The 4 percent bump in per-student spending matches the recommendations made by Utah Gov. Gary Herbert. School districts say a minimum increase of 2.5 percent was needed to address growth in health care and retirement costs, with funding beyond those costs allowing for teacher salary increases and investment in educational programs.
Herbert said Tuesday he was encouraged by the Legislature prioritization of education funding.
"Nearly $230 million of new money is going to public education this year," Herbert said. "It will help us to increase teacher salaries in particular, but [also] giving more to local school districts to then decide what they need in their own backyards as opposed to trying to micromanage."
In addition to education, the new budget includes a 2 percent pay raise for state employees and an additional 1 percent for corrections officers through a new career ladder program.

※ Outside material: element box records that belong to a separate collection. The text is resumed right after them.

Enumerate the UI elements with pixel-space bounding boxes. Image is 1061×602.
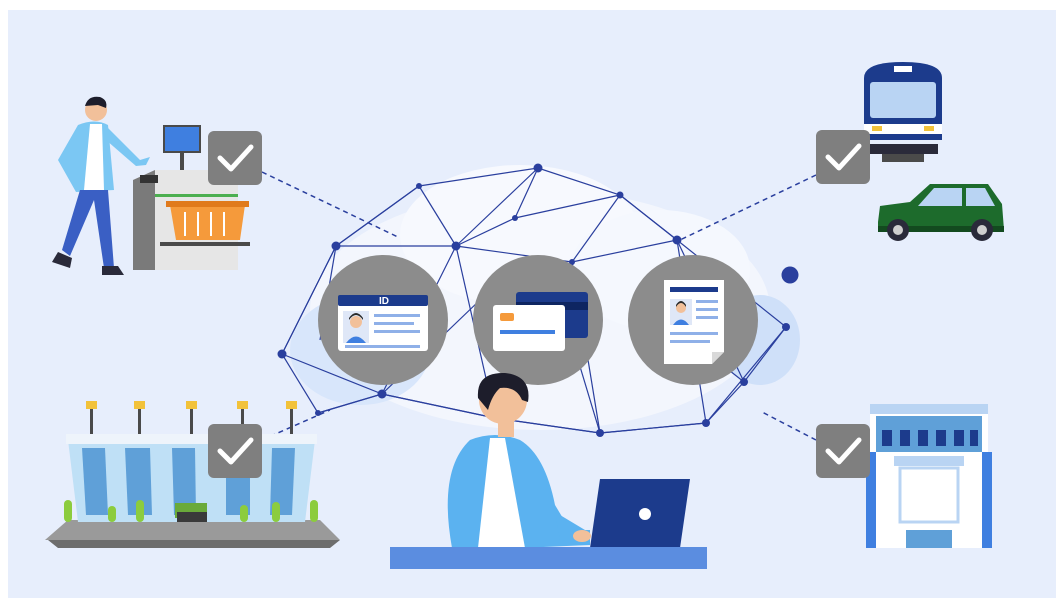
checkmark-icon [208, 424, 262, 478]
laptop-icon [590, 479, 690, 548]
checkmark-icon [208, 131, 262, 185]
id-card-icon: ID [318, 255, 448, 385]
car-icon [878, 184, 1004, 241]
desk [390, 547, 707, 569]
id-card-label: ID [379, 296, 389, 307]
credit-card-icon [473, 255, 603, 385]
document-icon [628, 255, 758, 385]
office-building-icon [866, 404, 992, 548]
stadium-icon [45, 401, 340, 548]
illustration: ID [0, 0, 1061, 602]
checkmark-icon [816, 424, 870, 478]
train-icon [864, 62, 942, 162]
checkmark-icon [816, 130, 870, 184]
digital-id-illustration: ID [45, 62, 1004, 569]
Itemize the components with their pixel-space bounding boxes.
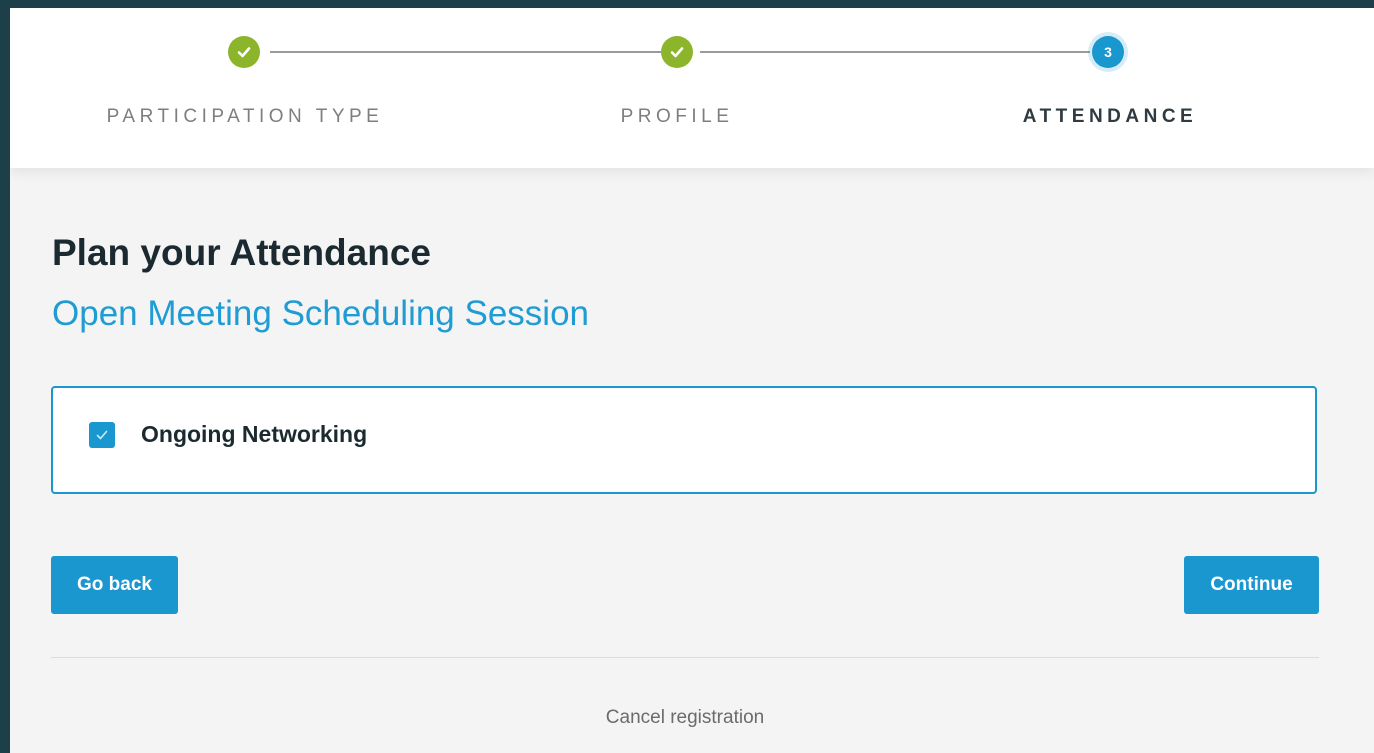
step-3-current-indicator: 3 [1092, 36, 1124, 68]
step-label-profile: PROFILE [620, 106, 734, 127]
continue-button[interactable]: Continue [1184, 556, 1319, 614]
step-2-complete-check-icon [661, 36, 693, 68]
ongoing-networking-checkbox[interactable] [89, 422, 115, 448]
cancel-registration-link[interactable]: Cancel registration [606, 707, 764, 729]
step-connector [270, 51, 666, 53]
step-1-complete-check-icon [228, 36, 260, 68]
checkmark-icon [96, 430, 108, 440]
progress-stepper: 3 PARTICIPATION TYPE PROFILE ATTENDANCE [10, 8, 1374, 168]
registration-frame: 3 PARTICIPATION TYPE PROFILE ATTENDANCE … [10, 8, 1374, 753]
attendance-option-card[interactable]: Ongoing Networking [51, 386, 1317, 494]
go-back-button[interactable]: Go back [51, 556, 178, 614]
step-connector [700, 51, 1090, 53]
step-label-attendance: ATTENDANCE [1022, 106, 1198, 127]
ongoing-networking-label[interactable]: Ongoing Networking [141, 421, 367, 448]
page-title: Plan your Attendance [52, 232, 431, 273]
divider [51, 657, 1319, 658]
session-title: Open Meeting Scheduling Session [52, 294, 590, 333]
step-label-participation-type: PARTICIPATION TYPE [106, 106, 384, 127]
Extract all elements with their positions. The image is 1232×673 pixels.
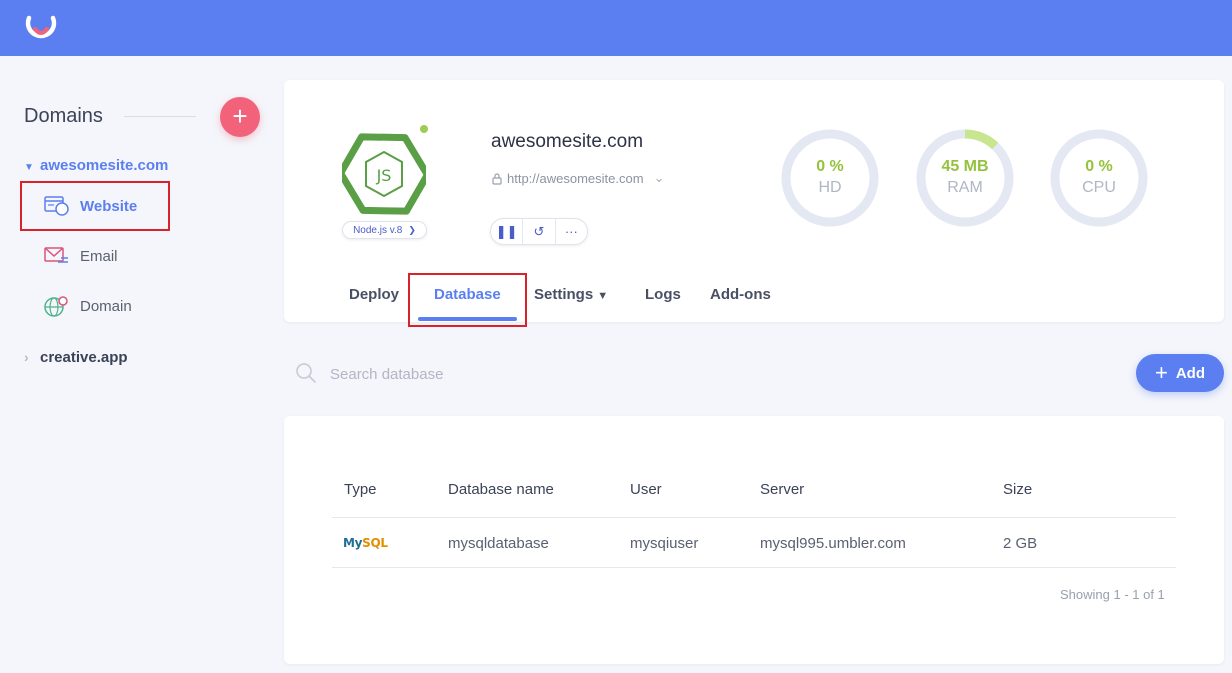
more-options-button[interactable]: ··· bbox=[556, 219, 587, 244]
gauge-hd: 0 % HD bbox=[780, 128, 880, 228]
table-cell-user: mysqiuser bbox=[630, 535, 699, 552]
sidebar-item-label: Domain bbox=[80, 297, 132, 315]
plus-icon: + bbox=[1154, 360, 1168, 385]
add-button-label: Add bbox=[1175, 364, 1206, 382]
plus-icon: + bbox=[232, 101, 248, 131]
email-icon bbox=[44, 247, 68, 263]
restart-icon: ↺ bbox=[533, 223, 545, 239]
gauge-label: CPU bbox=[1082, 179, 1116, 196]
site-url[interactable]: http://awesomesite.com ⌄ bbox=[491, 170, 664, 186]
status-indicator bbox=[420, 125, 428, 133]
sidebar-item-domain[interactable]: Domain bbox=[44, 291, 132, 321]
gauge-ram: 45 MB RAM bbox=[915, 128, 1015, 228]
gauge-cpu: 0 % CPU bbox=[1049, 128, 1149, 228]
restart-button[interactable]: ↺ bbox=[523, 219, 556, 244]
divider bbox=[332, 567, 1176, 568]
gauge-value: 0 % bbox=[816, 158, 844, 175]
nodejs-logo-icon: JS bbox=[342, 133, 426, 215]
site-title: awesomesite.com bbox=[491, 131, 644, 152]
column-header-database-name: Database name bbox=[448, 481, 554, 498]
lock-icon bbox=[492, 172, 502, 185]
mysql-logo-icon: MySQL bbox=[343, 536, 388, 550]
sidebar-title: Domains bbox=[24, 105, 103, 127]
pause-icon: ❚❚ bbox=[495, 223, 518, 239]
sidebar-item-label: Email bbox=[80, 247, 118, 265]
tab-logs[interactable]: Logs bbox=[645, 286, 681, 303]
chevron-down-icon: ⌄ bbox=[653, 170, 665, 185]
globe-icon bbox=[44, 296, 68, 317]
sidebar-item-email[interactable]: Email bbox=[44, 241, 118, 271]
gauge-label: RAM bbox=[947, 179, 983, 196]
gauge-value: 0 % bbox=[1085, 158, 1113, 175]
search-database-input[interactable] bbox=[330, 362, 730, 386]
gauge-value: 45 MB bbox=[941, 158, 989, 175]
top-bar bbox=[0, 0, 1232, 56]
domain-item-awesomesite[interactable]: ▼ awesomesite.com bbox=[24, 157, 168, 174]
pagination-status: Showing 1 - 1 of 1 bbox=[1060, 587, 1165, 602]
gauge-ring bbox=[916, 129, 1014, 227]
tab-addons[interactable]: Add-ons bbox=[710, 286, 771, 303]
app-logo-icon[interactable] bbox=[24, 12, 58, 44]
table-cell-server: mysql995.umbler.com bbox=[760, 535, 906, 552]
column-header-user: User bbox=[630, 481, 662, 498]
runtime-select[interactable]: Node.js v.8 ❯ bbox=[342, 221, 427, 239]
highlight-box bbox=[408, 273, 527, 327]
tab-deploy[interactable]: Deploy bbox=[349, 286, 399, 303]
database-table-card bbox=[284, 416, 1224, 664]
pause-button[interactable]: ❚❚ bbox=[491, 219, 524, 244]
column-header-type: Type bbox=[344, 481, 377, 498]
add-domain-button[interactable]: + bbox=[220, 97, 260, 137]
chevron-down-icon: ❯ bbox=[408, 224, 416, 235]
column-header-size: Size bbox=[1003, 481, 1033, 498]
domain-label: awesomesite.com bbox=[40, 157, 169, 174]
site-url-text: http://awesomesite.com bbox=[507, 170, 644, 186]
highlight-box bbox=[20, 181, 170, 231]
search-icon bbox=[296, 363, 316, 383]
chevron-down-icon: ▼ bbox=[597, 290, 609, 302]
chevron-right-icon: › bbox=[24, 349, 29, 365]
divider bbox=[332, 517, 1176, 518]
table-cell-database-name[interactable]: mysqldatabase bbox=[448, 535, 549, 552]
gauge-ring bbox=[1050, 129, 1148, 227]
domain-label: creative.app bbox=[40, 349, 128, 366]
gauge-label: HD bbox=[818, 179, 842, 196]
svg-text:JS: JS bbox=[376, 166, 392, 185]
tab-label: Settings bbox=[534, 286, 594, 303]
add-database-button[interactable]: + Add bbox=[1136, 354, 1224, 392]
gauge-ring bbox=[781, 129, 879, 227]
chevron-down-icon: ▼ bbox=[24, 162, 34, 173]
table-cell-size: 2 GB bbox=[1003, 535, 1038, 552]
server-controls: ❚❚ ↺ ··· bbox=[490, 218, 588, 245]
runtime-label: Node.js v.8 bbox=[353, 224, 403, 236]
tab-settings[interactable]: Settings ▼ bbox=[534, 286, 608, 303]
divider bbox=[124, 116, 196, 117]
more-icon: ··· bbox=[564, 224, 578, 239]
domain-item-creative[interactable]: › creative.app bbox=[24, 349, 128, 366]
column-header-server: Server bbox=[760, 481, 805, 498]
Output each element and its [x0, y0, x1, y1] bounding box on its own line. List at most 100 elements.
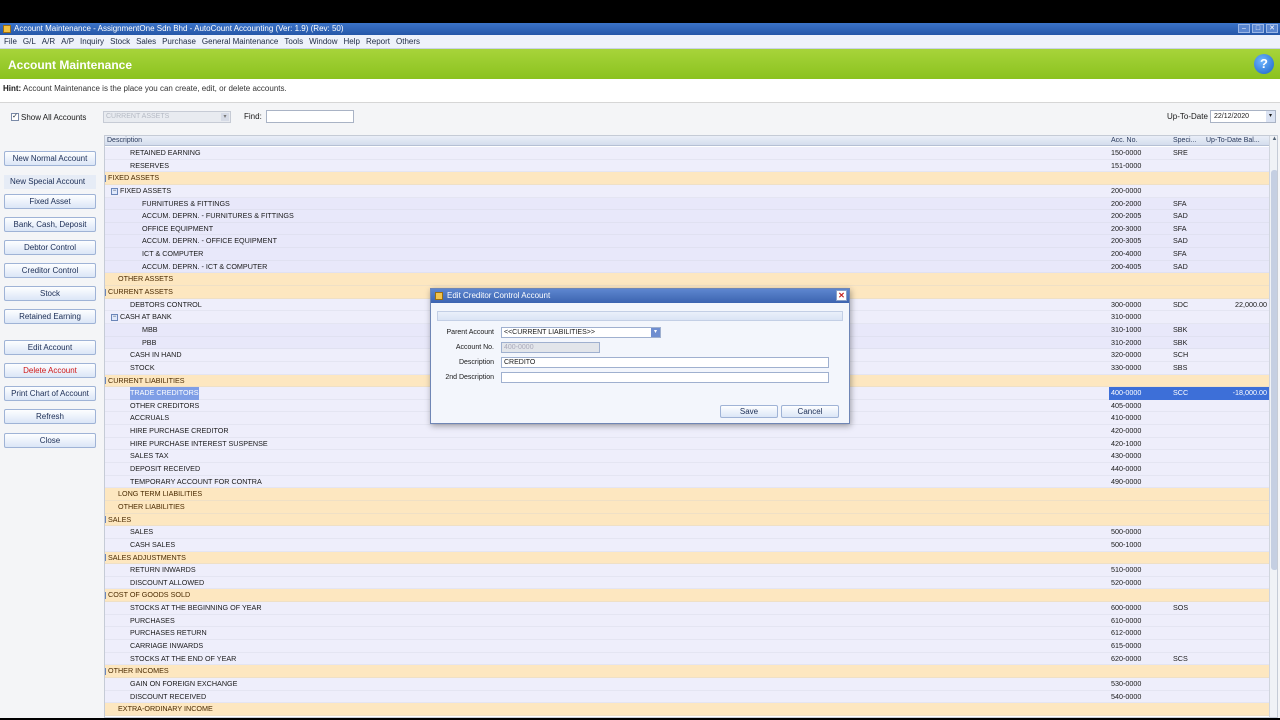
help-icon[interactable]: ? — [1254, 54, 1274, 74]
table-row[interactable]: LONG TERM LIABILITIES — [105, 488, 1269, 501]
row-description-text: DISCOUNT ALLOWED — [130, 577, 205, 587]
table-row[interactable]: OTHER LIABILITIES — [105, 500, 1269, 514]
table-row[interactable]: −COST OF GOODS SOLD — [105, 589, 1269, 603]
up-to-date-input[interactable]: 22/12/2020 ▾ — [1210, 110, 1276, 123]
chevron-down-icon[interactable]: ▾ — [651, 328, 660, 337]
new-normal-account-button[interactable]: New Normal Account — [4, 151, 96, 166]
menu-report[interactable]: Report — [366, 37, 390, 46]
collapse-toggle-icon[interactable]: − — [105, 174, 106, 182]
table-row[interactable]: −FIXED ASSETS — [105, 172, 1269, 185]
menu-others[interactable]: Others — [396, 37, 420, 46]
show-all-checkbox[interactable]: ✓ — [11, 113, 19, 121]
table-row[interactable]: OTHER ASSETS — [105, 273, 1269, 287]
collapse-toggle-icon[interactable]: − — [111, 313, 118, 321]
table-row[interactable]: DISCOUNT RECEIVED 540-0000 — [105, 690, 1269, 704]
bank-cash-deposit-button[interactable]: Bank, Cash, Deposit — [4, 217, 96, 232]
table-row[interactable]: ICT & COMPUTER 200-4000 SFA — [105, 248, 1269, 261]
hint-text: Account Maintenance is the place you can… — [23, 84, 287, 93]
table-row[interactable]: ACCUM. DEPRN. - FURNITURES & FITTINGS 200… — [105, 210, 1269, 223]
table-row[interactable]: −SALES ADJUSTMENTS — [105, 551, 1269, 565]
row-acc-no: 200-0000 — [1111, 185, 1142, 195]
table-row[interactable]: −SALES — [105, 513, 1269, 527]
refresh-button[interactable]: Refresh — [4, 409, 96, 424]
table-row[interactable]: RETURN INWARDS 510-0000 — [105, 564, 1269, 577]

The budget includes Medicaid funding for the poor and disabled, and will pay for several pricey building projects for college campuses around the state. Those projects include a $14 million renovation of the Weber State University Social Science Building, $8 million for the Dixie State University Human Performance Center and $5 million for rehabilitation at the University of Utah Medical Education & Discovery/Rehabilitation Hospital.
Senate President Wayne Niederhauser, R-Sandy, said the final additions to the budget will be addressed on Thursday in the so-called "bill of bills."
"The last thing to do is a clean-up bill on the last night for the budget," he said. "Otherwise, we're moving ahead."